Right. Muyao posted a link on his facebook page about the song someone did for United. I won’t post it here, but it’s basically a parody of “F*ck it (I Don’t Want You Back)” by Eamon, except the anger is channelled towards our rivals, in particular, Chelski and Liverpool. I first heard it about three or four years ago, when one of my friends played it on his phone in tuition class, and we all had a good laugh about it……until we lost the next game. And then I listened to it again, and we struggled like mad for the next. And the next. And the next.
I’ve stopped listening to it since. We’ve had three league titles and a Champions League title after that.
It’s just one of those football superstitions that I’ve had, that probably, along with the rest, are the most stupid things you will ever hear on Earth, but they honestly work for me. I’ve got this whole list of things to-do and things not-to-do before a Man United match, and, not listening to that song aside, here’s my top ten, for the fun of it.
1. Shower just before every match.
The last time I didn’t, we lost 4-1 at home. Guess which match.
2. Sit on the couch on the right hand side
It’s not a sure thing, actually, but I haven’t exactly dared to shift my sitting position on football nights to even try. My dad’s permanently on the left hand side, and we haven’t switched for nearly a year now, so something has to be working right.
3. Wear the shirt
Watching a match in any other shirt won’t do. I wore my grey United polo shirt for the first half of the City match and we weren’t getting ahead. I grabbed my United jersey and put it on for the second half. We won, and just in time too.
4. Wear the correct underwear
I’m serious! Guess which colour I’m talking about? =D
5. The Paper Crane
I have this folded paper crane made of an old ang pow packet, and it’s sitting at the top of my shelf, facing the team poster on the wall. Once, after we lost, I found that it had dropped on the ground. No one’s touching it EVER again.
6. The Mother
The mother has to go to bed when the game goes on. Or we lose. Period.
7. Do some school work in the day
It’s the whole karma thing. Be good and do what you’re supposed to do in the day and the team will do what they’re supposed to do and win. Days where I’ve skived in the afternoon, we’ve looked awful on the pitch or lost or drawn. It’s another kind of motivation to study actually. Oh, and along with more of the karma thing, basically try to do good things on a normal day, and United win.
8. Manchester “Untied”
When surfing the net for Manchester United news, if ever this typo appears, CLEAR IT, and type in “United” something like ten times in a row on google search and pray for the best. The “untied” normally precedes a terrible game. At least, when I do it. There’s got to be millions of people around who do it all the time without worrying, but I do.

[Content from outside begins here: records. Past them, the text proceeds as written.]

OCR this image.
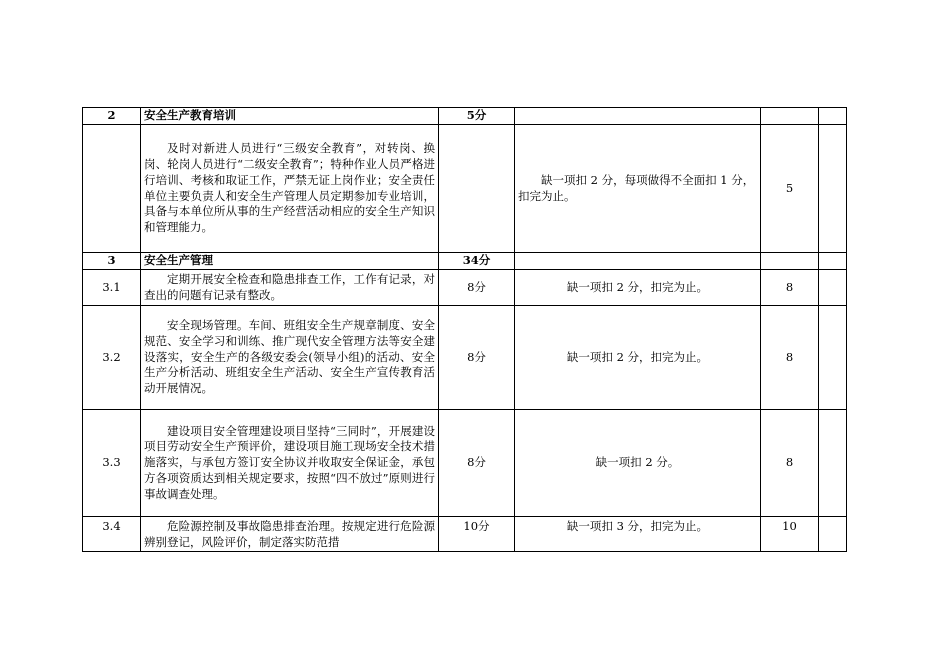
2	安全生产教育培训	5分			

	及时对新进人员进行“三级安全教育”，对转岗、换岗、轮岗人员进行“二级安全教育”；特种作业人员严格进行培训、考核和取证工作，严禁无证上岗作业；安全责任单位主要负责人和安全生产管理人员定期参加专业培训，具备与本单位所从事的生产经营活动相应的安全生产知识和管理能力。		缺一项扣 2 分，每项做得不全面扣 1 分，扣完为止。	5	
3	安全生产管理	34分			
3.1	定期开展安全检查和隐患排查工作，工作有记录，对查出的问题有记录有整改。	8分	缺一项扣 2 分，扣完为止。	8	
3.2	安全现场管理。车间、班组安全生产规章制度、安全规范、安全学习和训练、推广现代安全管理方法等安全建设落实，安全生产的各级安委会(领导小组)的活动、安全生产分析活动、班组安全生产活动、安全生产宣传教育活动开展情况。	8分	缺一项扣 2 分，扣完为止。	8	
3.3	建设项目安全管理建设项目坚持“三同时”，开展建设项目劳动安全生产预评价，建设项目施工现场安全技术措施落实，与承包方签订安全协议并收取安全保证金，承包方各项资质达到相关规定要求，按照“四不放过”原则进行事故调查处理。	8分	缺一项扣 2 分。	8	
3.4	危险源控制及事故隐患排查治理。按规定进行危险源辨别登记，风险评价，制定落实防范措	10分	缺一项扣 3 分，扣完为止。	10	
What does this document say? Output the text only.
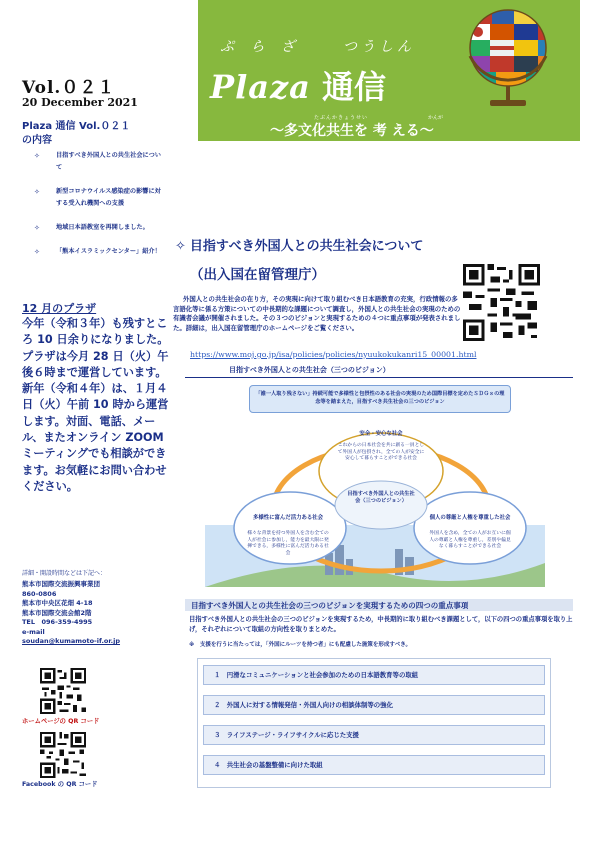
ぷ ら ざ	つうしん
Plaza 通信
たぶんかきょうせい	かんが
～多文化共生を 考 える～
Vol.０２１
20 December 2021
Plaza 通信 Vol.０２１
の内容
✧	目指すべき外国人との共生社会について
✧	新型コロナウイルス感染症の影響に対する受入れ機関への支援
✧	地域日本語教室を再開しました。
✧	「熊本イスラミックセンター」紹介！
12 月のプラザ
今年（令和３年）も残すところ 10 日余りになりました。プラザは今月 28 日（火）午後６時まで運営しています。新年（令和４年）は、１月４日（火）午前 10 時から運営します。対面、電話、メール、またオンライン ZOOM ミーティングでも相談ができます。お気軽にお問い合わせください。
詳細・開設時間などは下記へ：
熊本市国際交流振興事業団
860-0806
熊本市中央区花畑 4-18
熊本市国際交流会館2階
TEL　096-359-4995
e-mail
soudan@kumamoto-if.or.jp
ホームページの QR コード
Facebook の QR コード
✧ 目指すべき外国人との共生社会について
（出入国在留管理庁）
外国人との共生社会の在り方，その実現に向けて取り組むべき日本語教育の充実，行政情報の多言語化等に係る方策についての中長期的な課題について調査し，外国人との共生社会の実現のための有識者会議が開催されました。その３つのビジョンと実現するための４つに重点事項が発表されました。詳細は，出入国在留管理庁のホームページをご覧ください。
https://www.moj.go.jp/isa/policies/policies/nyuukokukanri15_00001.html
目指すべき外国人との共生社会（三つのビジョン）
「誰一人取り残さない」持続可能で多様性と包摂性のある社会の実現のため国際目標を定めたＳＤＧｓの理念等を踏まえた，目指すべき共生社会の三つのビジョン
安全・安心な社会
これからの日本社会を共に創る一員として外国人が包摂され，全ての人が安全に安心して暮らすことができる社会
目指すべき外国人との共生社会（三つのビジョン）
多様性に富んだ活力ある社会
様々な背景を持つ外国人を含む全ての人が社会に参加し，能力を最大限に発揮できる，多様性に富んだ活力ある社会
個人の尊厳と人権を尊重した社会
外国人を含め，全ての人がお互いに個人の尊厳と人権を尊重し，差別や偏見なく暮らすことができる社会
目指すべき外国人との共生社会の三つのビジョンを実現するための四つの重点事項
目指すべき外国人との共生社会の三つのビジョンを実現するため，中長期的に取り組むべき課題として，以下の四つの重点事項を取り上げ，それぞれについて取組の方向性を取りまとめた。
※　支援を行うに当たっては，「外国にルーツを持つ者」にも配慮した施策を形成すべき。
１　円滑なコミュニケーションと社会参加のための日本語教育等の取組
２　外国人に対する情報発信・外国人向けの相談体制等の強化
３　ライフステージ・ライフサイクルに応じた支援
４　共生社会の基盤整備に向けた取組
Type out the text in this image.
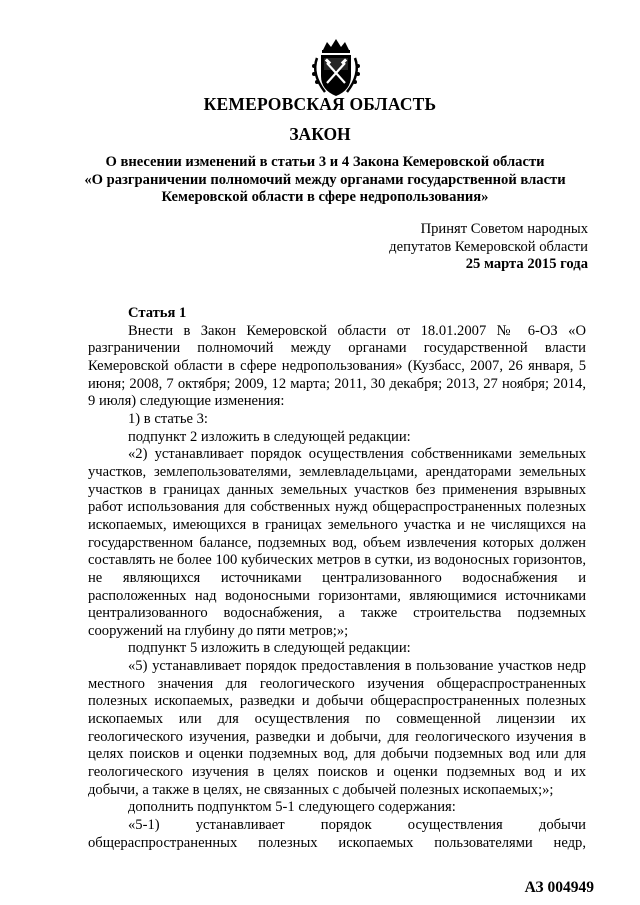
КЕМЕРОВСКАЯ ОБЛАСТЬ
ЗАКОН
О внесении изменений в статьи 3 и 4 Закона Кемеровской области
«О разграничении полномочий между органами государственной власти
Кемеровской области в сфере недропользования»
Принят Советом народных
депутатов Кемеровской области
25 марта 2015 года

Статья 1

Внести в Закон Кемеровской области от 18.01.2007 № 6-ОЗ «О разграничении полномочий между органами государственной власти Кемеровской области в сфере недропользования» (Кузбасс, 2007, 26 января, 5 июня; 2008, 7 октября; 2009, 12 марта; 2011, 30 декабря; 2013, 27 ноября; 2014, 9 июля) следующие изменения:

1) в статье 3:

подпункт 2 изложить в следующей редакции:

«2) устанавливает порядок осуществления собственниками земельных участков, землепользователями, землевладельцами, арендаторами земельных участков в границах данных земельных участков без применения взрывных работ использования для собственных нужд общераспространенных полезных ископаемых, имеющихся в границах земельного участка и не числящихся на государственном балансе, подземных вод, объем извлечения которых должен составлять не более 100 кубических метров в сутки, из водоносных горизонтов, не являющихся источниками централизованного водоснабжения и расположенных над водоносными горизонтами, являющимися источниками централизованного водоснабжения, а также строительства подземных сооружений на глубину до пяти метров;»;

подпункт 5 изложить в следующей редакции:

«5) устанавливает порядок предоставления в пользование участков недр местного значения для геологического изучения общераспространенных полезных ископаемых, разведки и добычи общераспространенных полезных ископаемых или для осуществления по совмещенной лицензии их геологического изучения, разведки и добычи, для геологического изучения в целях поисков и оценки подземных вод, для добычи подземных вод или для геологического изучения в целях поисков и оценки подземных вод и их добычи, а также в целях, не связанных с добычей полезных ископаемых;»;

дополнить подпунктом 5-1 следующего содержания:

«5-1) устанавливает порядок осуществления добычи общераспространенных полезных ископаемых пользователями недр,

АЗ 004949
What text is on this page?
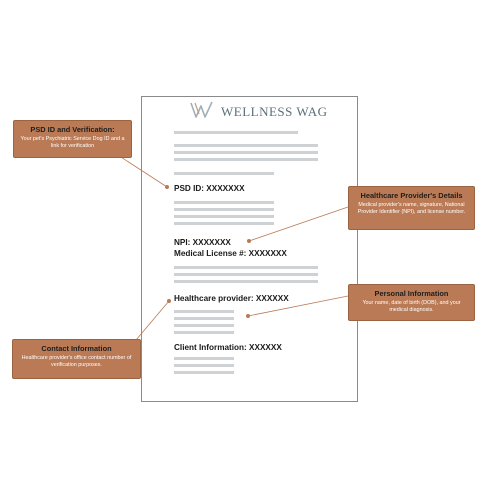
WELLNESS WAG
PSD ID: XXXXXXX
NPI: XXXXXXX
Medical License #: XXXXXXX
Healthcare provider: XXXXXX
Client Information: XXXXXX
PSD ID and Verification:
Your pet's Psychiatric Service Dog ID and a link for verification
Healthcare Provider's Details
Medical provider's name, signature, National Provider Identifier (NPI), and license number.
Personal Information
Your name, date of birth (DOB), and your medical diagnosis.
Contact Information
Healthcare provider's office contact number of verification purposes.
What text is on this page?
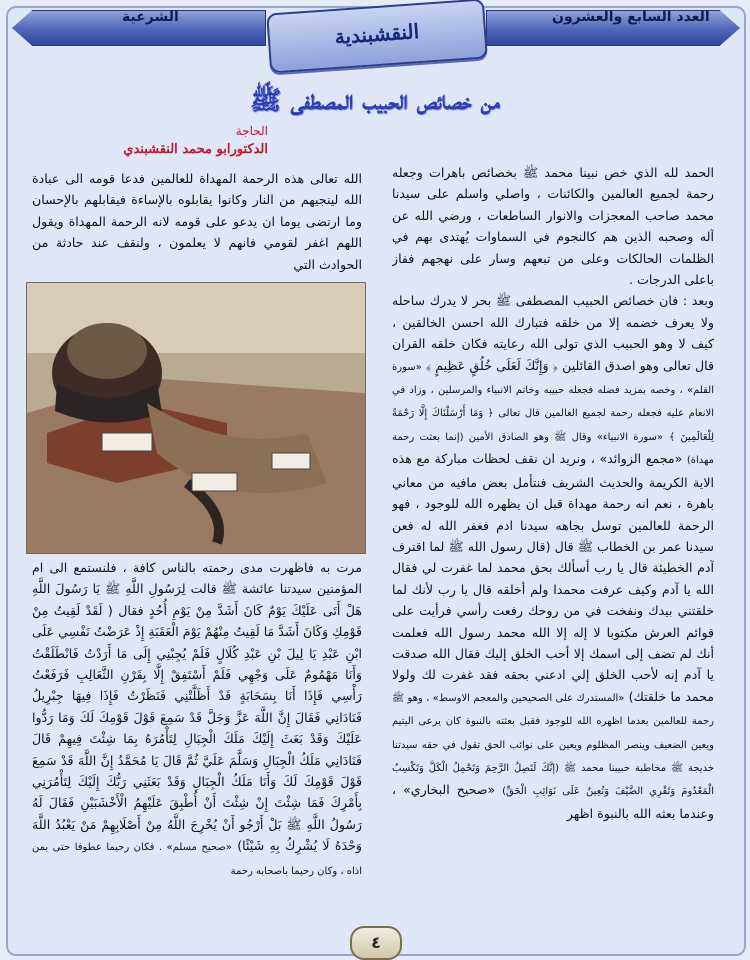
الشرعية	العدد السابع والعشرون
النقشبندية
من خصائص الحبيب المصطفى ﷺ
الحاجة
الدكتورابو محمد النقشبندي

الحمد لله الذي خص نبينا محمد ﷺ بخصائص باهرات وجعله رحمة لجميع العالمين والكائنات ، واصلي واسلم على سيدنا محمد صاحب المعجزات والانوار الساطعات ، ورضي الله عن آله وصحبه الذين هم كالنجوم في السماوات يُهتدى بهم في الظلمات الحالكات وعلى من تبعهم وسار على نهجهم ففاز باعلى الدرجات .

وبعد : فان خصائص الحبيب المصطفى ﷺ بحر لا يدرك ساحله ولا يعرف خضمه إلا من خلقه فتبارك الله احسن الخالقين ، كيف لا وهو الحبيب الذي تولى الله رعايته فكان خلقه القران قال تعالى وهو اصدق القائلين ﴿ وَإِنَّكَ لَعَلَى خُلُقٍ عَظِيمٍ ﴾ «سورة القلم» ، وخصه بمزيد فضله فجعله حبيبه وخاتم الانبياء والمرسلين ، وزاد في الانعام عليه فجعله رحمة لجميع العالمين قال تعالى ﴿ وَمَا أَرْسَلْنَاكَ إِلَّا رَحْمَةً لِلْعَالَمِينَ ﴾ «سورة الانبياء» وقال ﷺ وهو الصادق الأمين (إنما بعثت رحمة مهداة) «مجمع الزوائد» ، ونريد ان نقف لحظات مباركة مع هذه الاية الكريمة والحديث الشريف فنتأمل بعض مافيه من معاني باهرة ، نعم انه رحمة مهداة قبل ان يظهره الله للوجود ، فهو الرحمة للعالمين توسل بجاهه سيدنا ادم فغفر الله له فعن سيدنا عمر بن الخطاب ﷺ قال (قال رسول الله ﷺ لما اقترف آدم الخطيئة قال يا رب أسألك بحق محمد لما غفرت لي فقال الله يا آدم وكيف عرفت محمدا ولم أخلقه قال يا رب لأنك لما خلقتني بيدك ونفخت في من روحك رفعت رأسي فرأيت على قوائم العرش مكتوبا لا إله إلا الله محمد رسول الله فعلمت أنك لم تضف إلى اسمك إلا أحب الخلق إليك فقال الله صدقت يا آدم إنه لأحب الخلق إلي ادعني بحقه فقد غفرت لك ولولا محمد ما خلقتك) «المستدرك على الصحيحين والمعجم الاوسط» ، وهو ﷺ رحمة للعالمين بعدما اظهره الله للوجود فقبل بعثته بالنبوة كان يرعى اليتيم ويعين الضعيف وينصر المظلوم ويعين على نوائب الحق تقول في حقه سيدتنا خديجة ﷺ مخاطبة حبيبنا محمد ﷺ (إنَّكَ لَتَصِلُ الرَّحِمَ وَتَحْمِلُ الْكَلَّ وَتَكْسِبُ الْمَعْدُومَ وَتَقْرِي الضَّيْفَ وَتُعِينُ عَلَى نَوَائِبِ الْحَقِّ) «صحيح البخاري» ، وعندما بعثه الله بالنبوة اظهر

الله تعالى هذه الرحمة المهداة للعالمين فدعا قومه الى عبادة الله لينجيهم من النار وكانوا يقابلوه بالإساءة فيقابلهم بالإحسان وما ارتضى يوما ان يدعو على قومه لانه الرحمة المهداة ويقول اللهم اغفر لقومي فانهم لا يعلمون ، ولنقف عند حادثة من الحوادث التي

مرت به فاظهرت مدى رحمته بالناس كافة ، فلنستمع الى ام المؤمنين سيدتنا عائشة ﷺ قالت لِرَسُولِ اللَّهِ ﷺ يَا رَسُولَ اللَّهِ هَلْ أَتَى عَلَيْكَ يَوْمٌ كَانَ أَشَدَّ مِنْ يَوْمِ أُحُدٍ فقال ( لَقَدْ لَقِيتُ مِنْ قَوْمِكِ وَكَانَ أَشَدَّ مَا لَقِيتُ مِنْهُمْ يَوْمَ الْعَقَبَةِ إِذْ عَرَضْتُ نَفْسِي عَلَى ابْنِ عَبْدِ يَا لِيلَ بْنِ عَبْدِ كُلَالٍ فَلَمْ يُجِبْنِي إِلَى مَا أَرَدْتُ فَانْطَلَقْتُ وَأَنَا مَهْمُومٌ عَلَى وَجْهِي فَلَمْ أَسْتَفِقْ إِلَّا بِقَرْنِ الثَّعَالِبِ فَرَفَعْتُ رَأْسِي فَإِذَا أَنَا بِسَحَابَةٍ قَدْ أَظَلَّتْنِي فَنَظَرْتُ فَإِذَا فِيهَا جِبْرِيلُ فَنَادَانِي فَقَالَ إِنَّ اللَّهَ عَزَّ وَجَلَّ قَدْ سَمِعَ قَوْلَ قَوْمِكَ لَكَ وَمَا رَدُّوا عَلَيْكَ وَقَدْ بَعَثَ إِلَيْكَ مَلَكَ الْجِبَالِ لِتَأْمُرَهُ بِمَا شِئْتَ فِيهِمْ قَالَ فَنَادَانِي مَلَكُ الْجِبَالِ وَسَلَّمَ عَلَيَّ ثُمَّ قَالَ يَا مُحَمَّدُ إِنَّ اللَّهَ قَدْ سَمِعَ قَوْلَ قَوْمِكَ لَكَ وَأَنَا مَلَكُ الْجِبَالِ وَقَدْ بَعَثَنِي رَبُّكَ إِلَيْكَ لِتَأْمُرَنِي بِأَمْرِكَ فَمَا شِئْتَ إِنْ شِئْتَ أَنْ أُطْبِقَ عَلَيْهِمُ الْأَخْشَبَيْنِ فَقَالَ لَهُ رَسُولُ اللَّهِ ﷺ بَلْ أَرْجُو أَنْ يُخْرِجَ اللَّهُ مِنْ أَصْلَابِهِمْ مَنْ يَعْبُدُ اللَّهَ وَحْدَهُ لَا يُشْرِكُ بِهِ شَيْئًا) «صحيح مسلم» . فكان رحيما عطوفا حتى بمن اذاه ، وكان رحيما باصحابه رحمة

٤
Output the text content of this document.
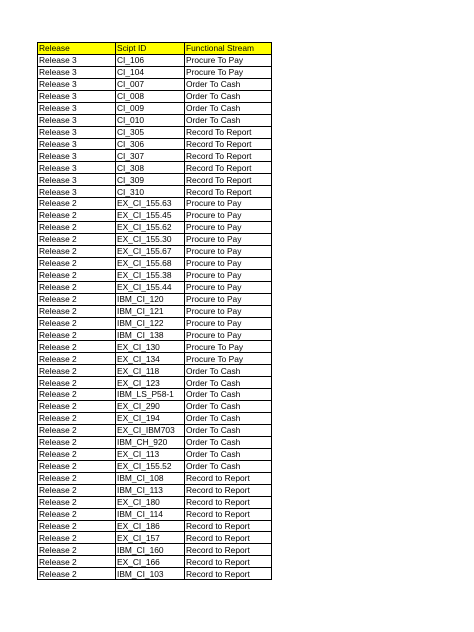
Release	Scipt ID	Functional Stream
Release 3	CI_106	Procure To Pay
Release 3	CI_104	Procure To Pay
Release 3	CI_007	Order To Cash
Release 3	CI_008	Order To Cash
Release 3	CI_009	Order To Cash
Release 3	CI_010	Order To Cash
Release 3	CI_305	Record To Report
Release 3	CI_306	Record To Report
Release 3	CI_307	Record To Report
Release 3	CI_308	Record To Report
Release 3	CI_309	Record To Report
Release 3	CI_310	Record To Report
Release 2	EX_CI_155.63	Procure to Pay
Release 2	EX_CI_155.45	Procure to Pay
Release 2	EX_CI_155.62	Procure to Pay
Release 2	EX_CI_155.30	Procure to Pay
Release 2	EX_CI_155.67	Procure to Pay
Release 2	EX_CI_155.68	Procure to Pay
Release 2	EX_CI_155.38	Procure to Pay
Release 2	EX_CI_155.44	Procure to Pay
Release 2	IBM_CI_120	Procure to Pay
Release 2	IBM_CI_121	Procure to Pay
Release 2	IBM_CI_122	Procure to Pay
Release 2	IBM_CI_138	Procure to Pay
Release 2	EX_CI_130	Procure To Pay
Release 2	EX_CI_134	Procure To Pay
Release 2	EX_CI_118	Order To Cash
Release 2	EX_CI_123	Order To Cash
Release 2	IBM_LS_P58-1	Order To Cash
Release 2	EX_CI_290	Order To Cash
Release 2	EX_CI_194	Order To Cash
Release 2	EX_CI_IBM703	Order To Cash
Release 2	IBM_CH_920	Order To Cash
Release 2	EX_CI_113	Order To Cash
Release 2	EX_CI_155.52	Order To Cash
Release 2	IBM_CI_108	Record to Report
Release 2	IBM_CI_113	Record to Report
Release 2	EX_CI_180	Record to Report
Release 2	IBM_CI_114	Record to Report
Release 2	EX_CI_186	Record to Report
Release 2	EX_CI_157	Record to Report
Release 2	IBM_CI_160	Record to Report
Release 2	EX_CI_166	Record to Report
Release 2	IBM_CI_103	Record to Report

9. Making predictions and previews
It’s part of the reason why RedRackets is never alive. Everytime I try to be bold enough to do a preview or a prediction (and being a United fan, the only prediction I ever make is a win), things backfire. I tried that a week ago at Liverpool. No need to go into the outcome of that match.
10. See the Sikhs on TV
That’s actually my dad’s superstition but it’s really funny. There’s this group of Sikh United fans who are season ticket holders next to the away team’s area at OT, and everytime my dad sees them, he says we’re going to win. And we do. There will be times when we’re either struggling to break the deadlock or losing, and that’s because the cameras haven’t filmed a shot of them yet. The moment they do, we somehow always turn it into victory. I’m not sure about how this works away from home actually, seeing as they’re only at Old Trafford, but it’s still pretty interesting. (And stupid.)